Em novembro, eles foram cerca de 270 mil, de acordo com dados da alfândega e da guarda costeira dos EUA, que controlam as chegadas por terra e mar, respectivamente.
Ou seja, segundo dados populacionais de 2021, desde janeiro deste ano 2,4% dos 11,1 milhões de habitantes de Cuba emigraram para os Estados Unidos.
A onda migratória atual supera a desencadeada após o triunfo da revolução de Fidel Castro (250 mil expatriados entre 1959 e 1962), aquela durante o Êxodo de Mariel de 1980 (cerca de 125 mil), os “Voos da liberdade” que deslocaram cerca de 300 mil cubanos entre 1965 e 1973 e a crise dos balseiros de 1994 (mais de 30 mil).
A grande maioria dos cubanos que têm emigrado para os Estados Unidos em 2022 o fazem de forma ilegal e arriscando suas vidas.
O mais comum é voar para a Nicarágua, onde os cubanos não precisam de visto, e acompanhar guias clandestinos por milhares de quilômetros através de Honduras, Guatemala e México, até pisar no solo dos Estados Unidos. As máfias cobram entre US$ 8 mil e US$ 15 mil (cerca de R$ 42 mil a R$ 80 mil).
Há também a opção mais barata, mas ainda mais arriscada, de tentar chegar à costa da Flórida, nos EUA, de barco.
Os planos às vezes falham e muitos acabam deportados ou mortos. Então, por que mesmo assim tantos cubanos estão arriscando suas vidas para chegar aos Estados Unidos?

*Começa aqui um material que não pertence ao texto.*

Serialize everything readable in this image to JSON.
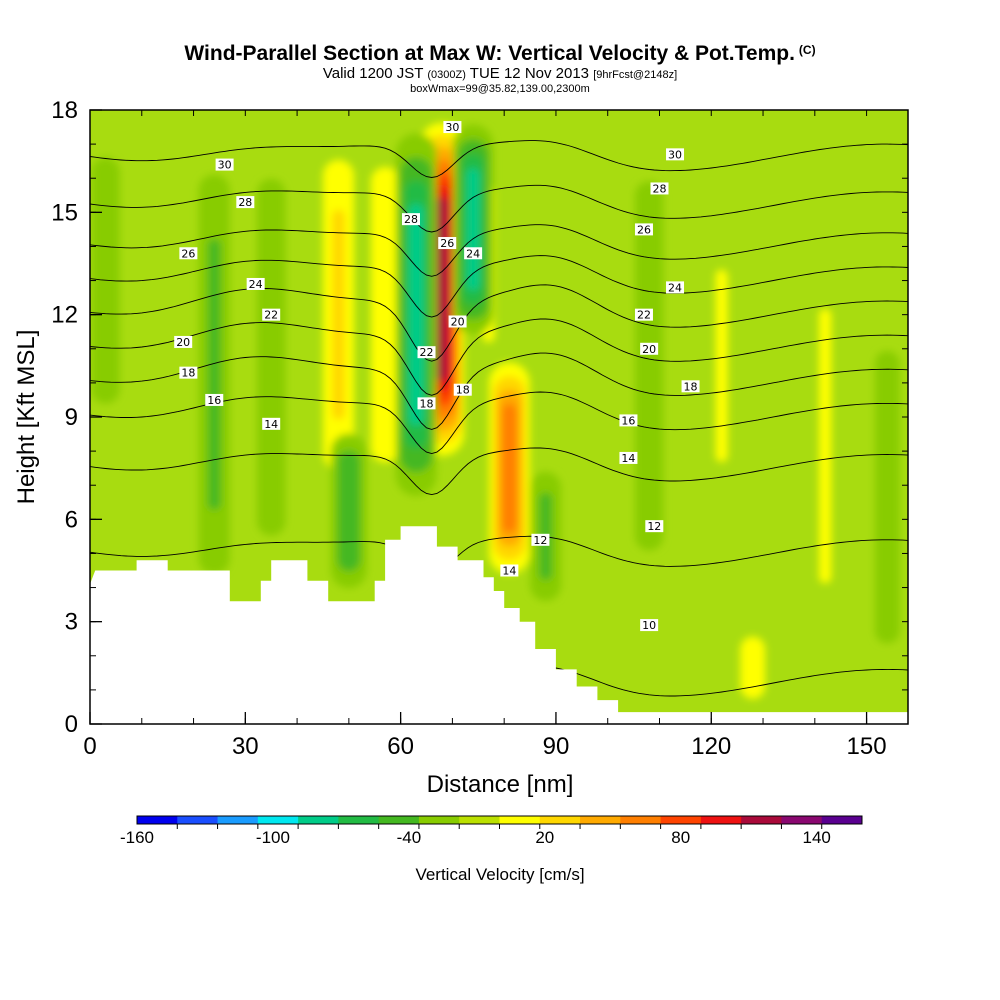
{
  "header": {
    "title": "Wind-Parallel Section at Max W: Vertical Velocity & Pot.Temp.",
    "copyright": "(C)",
    "valid_prefix": "Valid 1200 JST",
    "valid_utc": "(0300Z)",
    "valid_date": "TUE 12 Nov 2013",
    "forecast": "[9hrFcst@2148z]",
    "box_info": "boxWmax=99@35.82,139.00,2300m"
  },
  "chart_data": {
    "type": "heatmap",
    "title": "Wind-Parallel Section at Max W: Vertical Velocity & Pot.Temp.",
    "xlabel": "Distance [nm]",
    "ylabel": "Height [Kft MSL]",
    "xlim": [
      0,
      158
    ],
    "ylim": [
      0,
      18
    ],
    "x_ticks": [
      0,
      30,
      60,
      90,
      120,
      150
    ],
    "y_ticks": [
      0,
      3,
      6,
      9,
      12,
      15,
      18
    ],
    "grid": false,
    "colorbar": {
      "title": "Vertical Velocity [cm/s]",
      "range": [
        -160,
        160
      ],
      "step": 20,
      "labels": [
        -160,
        -100,
        -40,
        20,
        80,
        140
      ],
      "colors": [
        "#0000ee",
        "#1a4eff",
        "#1a9cff",
        "#00e8f0",
        "#00cc88",
        "#22bb44",
        "#44b820",
        "#88cc00",
        "#bbe000",
        "#ffff00",
        "#ffd700",
        "#ffaa00",
        "#ff7f00",
        "#ff4400",
        "#ee1111",
        "#aa0a3a",
        "#8a0870",
        "#5a0090"
      ]
    },
    "velocity_features": [
      {
        "x": 68,
        "bottom": 7.5,
        "top": 18,
        "peak": 150
      },
      {
        "x": 81,
        "bottom": 4.0,
        "top": 11,
        "peak": 95
      },
      {
        "x": 57,
        "bottom": 6.0,
        "top": 18,
        "peak": 45
      },
      {
        "x": 48,
        "bottom": 6.0,
        "top": 18,
        "peak": 50
      },
      {
        "x": 77,
        "bottom": 9.0,
        "top": 18,
        "peak": 30
      },
      {
        "x": 63,
        "bottom": 6.0,
        "top": 18,
        "peak": -75
      },
      {
        "x": 74,
        "bottom": 11.0,
        "top": 18,
        "peak": -70
      },
      {
        "x": 35,
        "bottom": 3.5,
        "top": 18,
        "peak": -25
      },
      {
        "x": 24,
        "bottom": 2.5,
        "top": 18,
        "peak": -30
      },
      {
        "x": 3,
        "bottom": 8.0,
        "top": 18,
        "peak": -25
      },
      {
        "x": 50,
        "bottom": 3.5,
        "top": 9,
        "peak": -45
      },
      {
        "x": 88,
        "bottom": 3.0,
        "top": 8,
        "peak": -30
      },
      {
        "x": 108,
        "bottom": 3.0,
        "top": 18,
        "peak": -25
      },
      {
        "x": 128,
        "bottom": 0.3,
        "top": 3,
        "peak": 40
      },
      {
        "x": 122,
        "bottom": 5.0,
        "top": 16,
        "peak": 20
      },
      {
        "x": 142,
        "bottom": 0.3,
        "top": 16,
        "peak": 20
      },
      {
        "x": 154,
        "bottom": 0.3,
        "top": 13,
        "peak": -20
      }
    ],
    "terrain": [
      [
        0,
        4.1
      ],
      [
        1,
        4.5
      ],
      [
        9,
        4.5
      ],
      [
        9,
        4.8
      ],
      [
        15,
        4.8
      ],
      [
        15,
        4.5
      ],
      [
        27,
        4.5
      ],
      [
        27,
        3.6
      ],
      [
        33,
        3.6
      ],
      [
        33,
        4.2
      ],
      [
        35,
        4.2
      ],
      [
        35,
        4.8
      ],
      [
        42,
        4.8
      ],
      [
        42,
        4.2
      ],
      [
        46,
        4.2
      ],
      [
        46,
        3.6
      ],
      [
        52,
        3.6
      ],
      [
        52,
        3.6
      ],
      [
        55,
        3.6
      ],
      [
        55,
        4.2
      ],
      [
        57,
        4.2
      ],
      [
        57,
        5.4
      ],
      [
        60,
        5.4
      ],
      [
        60,
        5.8
      ],
      [
        67,
        5.8
      ],
      [
        67,
        5.2
      ],
      [
        71,
        5.2
      ],
      [
        71,
        4.8
      ],
      [
        76,
        4.8
      ],
      [
        76,
        4.3
      ],
      [
        78,
        4.3
      ],
      [
        78,
        3.9
      ],
      [
        80,
        3.9
      ],
      [
        80,
        3.4
      ],
      [
        83,
        3.4
      ],
      [
        83,
        3.0
      ],
      [
        86,
        3.0
      ],
      [
        86,
        2.2
      ],
      [
        90,
        2.2
      ],
      [
        90,
        1.6
      ],
      [
        94,
        1.6
      ],
      [
        94,
        1.1
      ],
      [
        98,
        1.1
      ],
      [
        98,
        0.7
      ],
      [
        102,
        0.7
      ],
      [
        102,
        0.35
      ],
      [
        158,
        0.35
      ]
    ],
    "theta_contours": [
      {
        "label": "10",
        "base": 1.2,
        "bump": 1.0
      },
      {
        "label": "12",
        "base": 5.0,
        "bump": 1.0
      },
      {
        "label": "14",
        "base": 7.5,
        "bump": 1.2
      },
      {
        "label": "16",
        "base": 9.0,
        "bump": 1.5
      },
      {
        "label": "18",
        "base": 10.0,
        "bump": 1.8
      },
      {
        "label": "20",
        "base": 11.0,
        "bump": 1.8
      },
      {
        "label": "22",
        "base": 12.0,
        "bump": 1.8
      },
      {
        "label": "24",
        "base": 13.0,
        "bump": 1.5
      },
      {
        "label": "26",
        "base": 14.0,
        "bump": 1.3
      },
      {
        "label": "28",
        "base": 15.2,
        "bump": 1.2
      },
      {
        "label": "30",
        "base": 16.6,
        "bump": 1.0
      }
    ],
    "contour_labels": [
      {
        "text": "30",
        "x": 26,
        "y": 16.4
      },
      {
        "text": "28",
        "x": 30,
        "y": 15.3
      },
      {
        "text": "26",
        "x": 19,
        "y": 13.8
      },
      {
        "text": "24",
        "x": 32,
        "y": 12.9
      },
      {
        "text": "22",
        "x": 35,
        "y": 12.0
      },
      {
        "text": "20",
        "x": 18,
        "y": 11.2
      },
      {
        "text": "18",
        "x": 19,
        "y": 10.3
      },
      {
        "text": "16",
        "x": 24,
        "y": 9.5
      },
      {
        "text": "14",
        "x": 35,
        "y": 8.8
      },
      {
        "text": "30",
        "x": 70,
        "y": 17.5
      },
      {
        "text": "28",
        "x": 62,
        "y": 14.8
      },
      {
        "text": "26",
        "x": 69,
        "y": 14.1
      },
      {
        "text": "24",
        "x": 74,
        "y": 13.8
      },
      {
        "text": "20",
        "x": 71,
        "y": 11.8
      },
      {
        "text": "22",
        "x": 65,
        "y": 10.9
      },
      {
        "text": "18",
        "x": 72,
        "y": 9.8
      },
      {
        "text": "18",
        "x": 65,
        "y": 9.4
      },
      {
        "text": "14",
        "x": 81,
        "y": 4.5
      },
      {
        "text": "12",
        "x": 87,
        "y": 5.4
      },
      {
        "text": "30",
        "x": 113,
        "y": 16.7
      },
      {
        "text": "28",
        "x": 110,
        "y": 15.7
      },
      {
        "text": "26",
        "x": 107,
        "y": 14.5
      },
      {
        "text": "24",
        "x": 113,
        "y": 12.8
      },
      {
        "text": "22",
        "x": 107,
        "y": 12.0
      },
      {
        "text": "20",
        "x": 108,
        "y": 11.0
      },
      {
        "text": "18",
        "x": 116,
        "y": 9.9
      },
      {
        "text": "16",
        "x": 104,
        "y": 8.9
      },
      {
        "text": "14",
        "x": 104,
        "y": 7.8
      },
      {
        "text": "12",
        "x": 109,
        "y": 5.8
      },
      {
        "text": "10",
        "x": 108,
        "y": 2.9
      }
    ]
  }
}
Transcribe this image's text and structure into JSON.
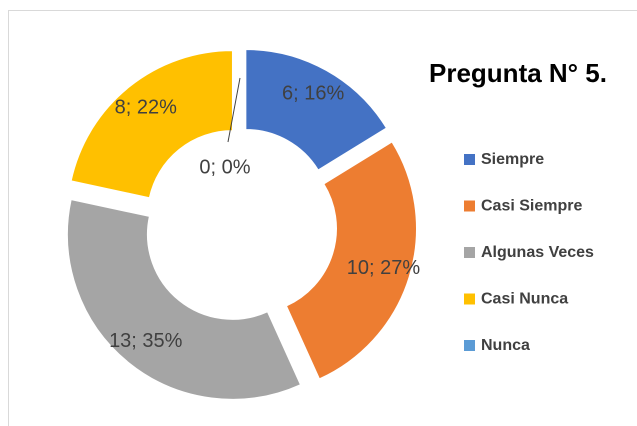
{
  "chart_data": {
    "type": "doughnut",
    "title": "Pregunta N° 5.",
    "categories": [
      "Siempre",
      "Casi Siempre",
      "Algunas Veces",
      "Casi Nunca",
      "Nunca"
    ],
    "values": [
      6,
      10,
      13,
      8,
      0
    ],
    "value_labels": [
      "6; 16%",
      "10; 27%",
      "13; 35%",
      "8; 22%",
      "0; 0%"
    ],
    "colors": [
      "#4472c4",
      "#ed7d31",
      "#a5a5a5",
      "#ffc000",
      "#5b9bd5"
    ],
    "legend": "right"
  }
}
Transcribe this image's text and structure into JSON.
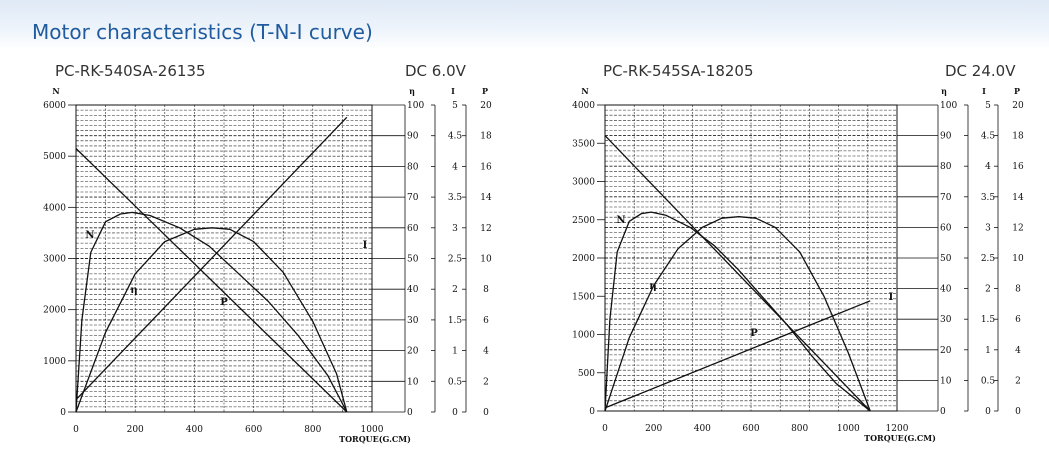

1. Escassez e falta de oportunidades
Diana Pérez, uma filóloga de 27 anos e administradora de redes sociais, chegou a Miami em março, após percorrer, por 16 dias, uma rota pela América Central que lhe custou cerca de US$ 10 mil (R$ 53 mil).
“Decidi vir porque em Cuba não se pode fazer nada: comprar comida, produtos de limpeza, sair para tomar um café, viver do trabalho… As pessoas lá não vivem mais, apenas sobrevivem”, explicou à BBC News Mundo (serviço em espanhol da BBC).
Oito em cada dez cubanos que emigram para os Estados Unidos têm entre 15 e 59 anos, ou seja, a grande maioria está em idade de trabalhar.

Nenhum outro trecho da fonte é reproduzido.